Since 2008, Google has run an online tool called Map Maker that allows anyone worldwide to contribute data to Google Maps. Now, that tool is shutting down. The company announced today in its online forum for the project that the Google Map Maker service, as a standalone product, is retiring in March 2017. However, crowdsourced contributions to Google Maps are not ending, the company noted – instead, those will be transitioned to Google’s Local Guides program.
Local Guides, to some extent, is a modernized version of the years-old Map Maker service.
The older service offered an online tool and editor that let anyone submit updates to Google Maps, which moderators could then approve. The larger goal was to fill out Google Maps with road and business information in less developed regions where detailed local maps were not as readily available.
However, as you may recall, Map Maker’s crowdsourced functionality also got Google into trouble in years past. For example, in 2015, Map Maker was used to vandalize Google Maps with an image of Google’s Android character urinating on the Apple logo.

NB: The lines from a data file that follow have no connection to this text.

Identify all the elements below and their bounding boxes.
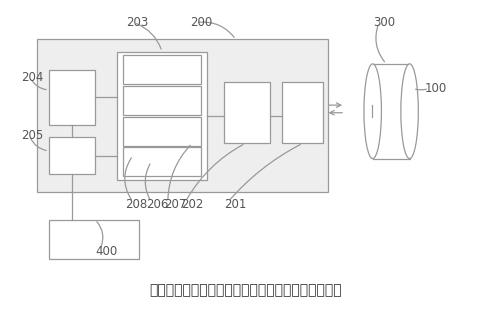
Bar	[49, 70, 95, 125]
Text: 202: 202	[181, 198, 203, 211]
Ellipse shape	[401, 64, 418, 159]
Text: 206: 206	[146, 198, 168, 211]
Bar	[49, 220, 138, 259]
Bar	[123, 55, 201, 84]
Bar	[282, 82, 323, 143]
Text: 208: 208	[126, 198, 148, 211]
Ellipse shape	[364, 64, 382, 159]
Bar	[224, 82, 270, 143]
Bar	[123, 147, 201, 176]
Bar	[373, 64, 409, 159]
Text: 204: 204	[21, 71, 44, 84]
Bar	[123, 117, 201, 146]
Bar	[49, 137, 95, 174]
Text: 201: 201	[224, 198, 246, 211]
Text: 200: 200	[190, 16, 212, 29]
Text: 205: 205	[21, 129, 44, 142]
Text: 图为本实用新型实施例燃气表电感采样装置的示意图: 图为本实用新型实施例燃气表电感采样装置的示意图	[149, 283, 342, 297]
Text: 400: 400	[95, 245, 117, 258]
Text: 100: 100	[425, 82, 447, 95]
Bar	[123, 86, 201, 115]
Text: 207: 207	[164, 198, 186, 211]
Text: 203: 203	[127, 16, 149, 29]
Bar	[117, 52, 207, 180]
Text: 300: 300	[373, 16, 395, 29]
Bar	[37, 39, 328, 192]
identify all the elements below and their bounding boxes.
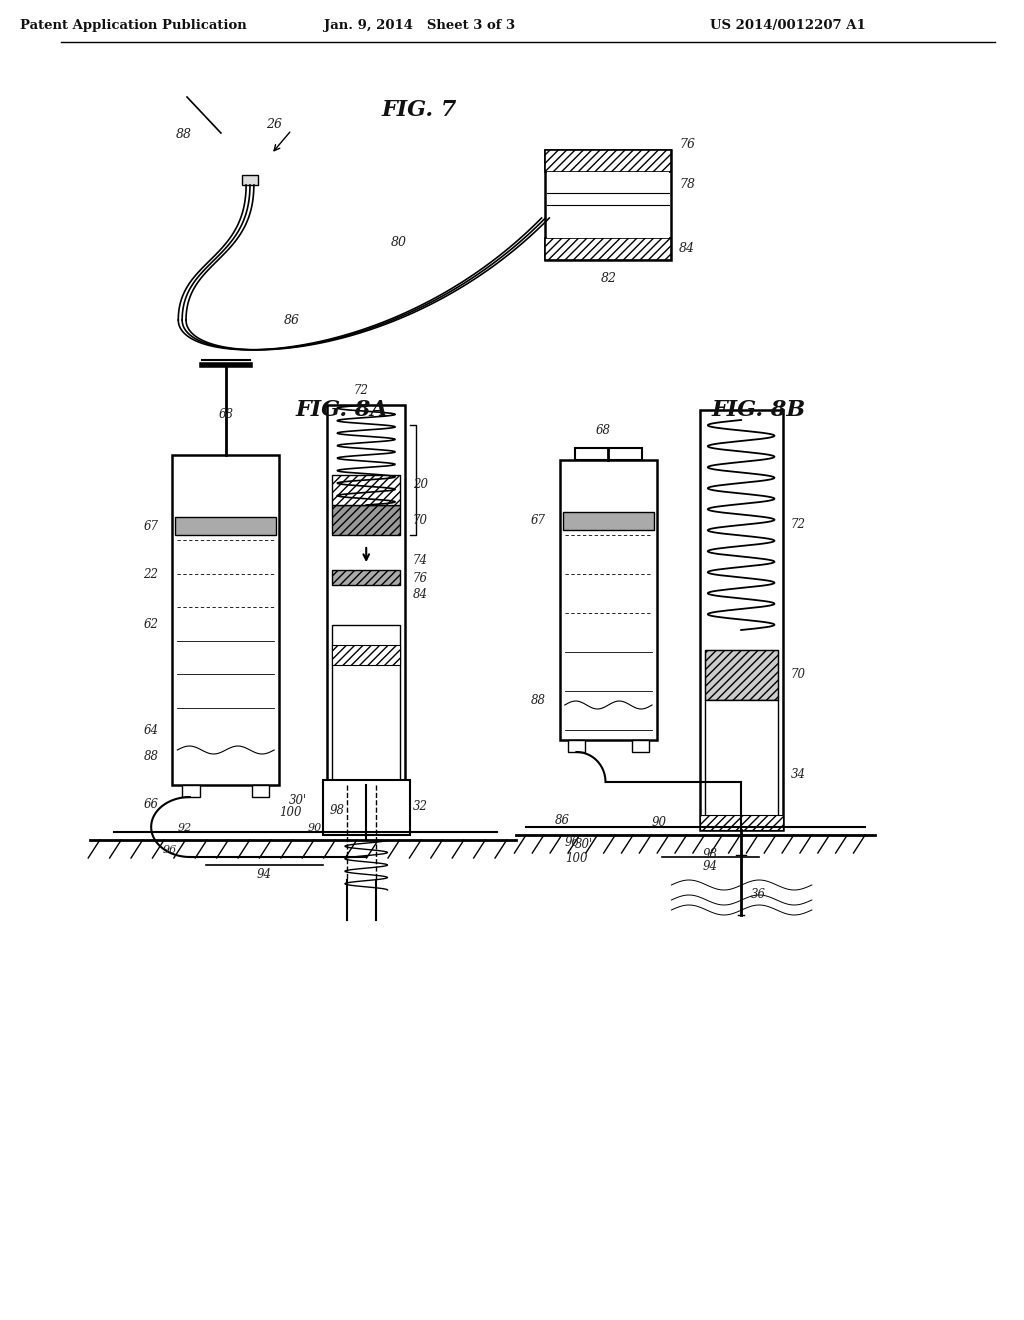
- Text: 68: 68: [218, 408, 233, 421]
- Bar: [548, 172, 670, 238]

The company had to shut down Map Maker temporarily, following this and other spam attacks and obscene edits.
The initiative, which began something like Google’s own version of Yelp Elites, today offers a way for volunteers to contribute to Google Maps and Google business listings, in exchange for points, rewards, as well as invites to special events and early access new features.
Guides can earn points for a variety of tasks, like writing reviews, adding or editing places, posting photos, and more.
Map Maker, however, offers an expanded feature set, including the ability to edit roads, for example. Its unique feature set will be merged with Local Guides in preparation for the March 2017 shutdown, as well as after Map Maker is closed.
In addition, starting today, edits submitted to Google Maps will no longer be available Map Maker for moderation. This is so Google can streamline its efforts and speed up the time it takes to publish these edits, says the company.
The shutdown makes sense given the overlap between the two initiatives, Map Maker and Local Guides. The shift should also cut down on the spamming and vandalism problems, thanks to the newer systems for editing and approvals.
However, whether or not Google will be able to shift its full set of Map Maker editing tools to the newer platform by the time Map Maker shuts its doors still remains to be seen.
Google used to announce its product shutdowns in larger batches, dubbed ‘spring cleanings.’ But this time around (and in the fall), the company has been more quietly closing up services without the fanfare. Yesterday, for instance, it shut down its move site, Google Showtimes.
“Over the past year, we’ve rolled out new, easy ways for people to help keep Google Maps up to date by allowing them to make edits directly from the Google Maps app and through Google Search. Based on these efforts, in addition to our new Local Guides program, we’ve decided to retire Map Maker in order to improve and expedite the Maps editing experience on both mobile and desktop,” a Google spokesperson told TechCrunch, about the company’s decision to end Map Maker.
“We greatly appreciate the millions of edits the Map Maker community has contributed over the years and encourage them to continue adding their local knowledge to Google Maps through our recently launched contribution channels and by joining the growing community of Local Guides,” they added.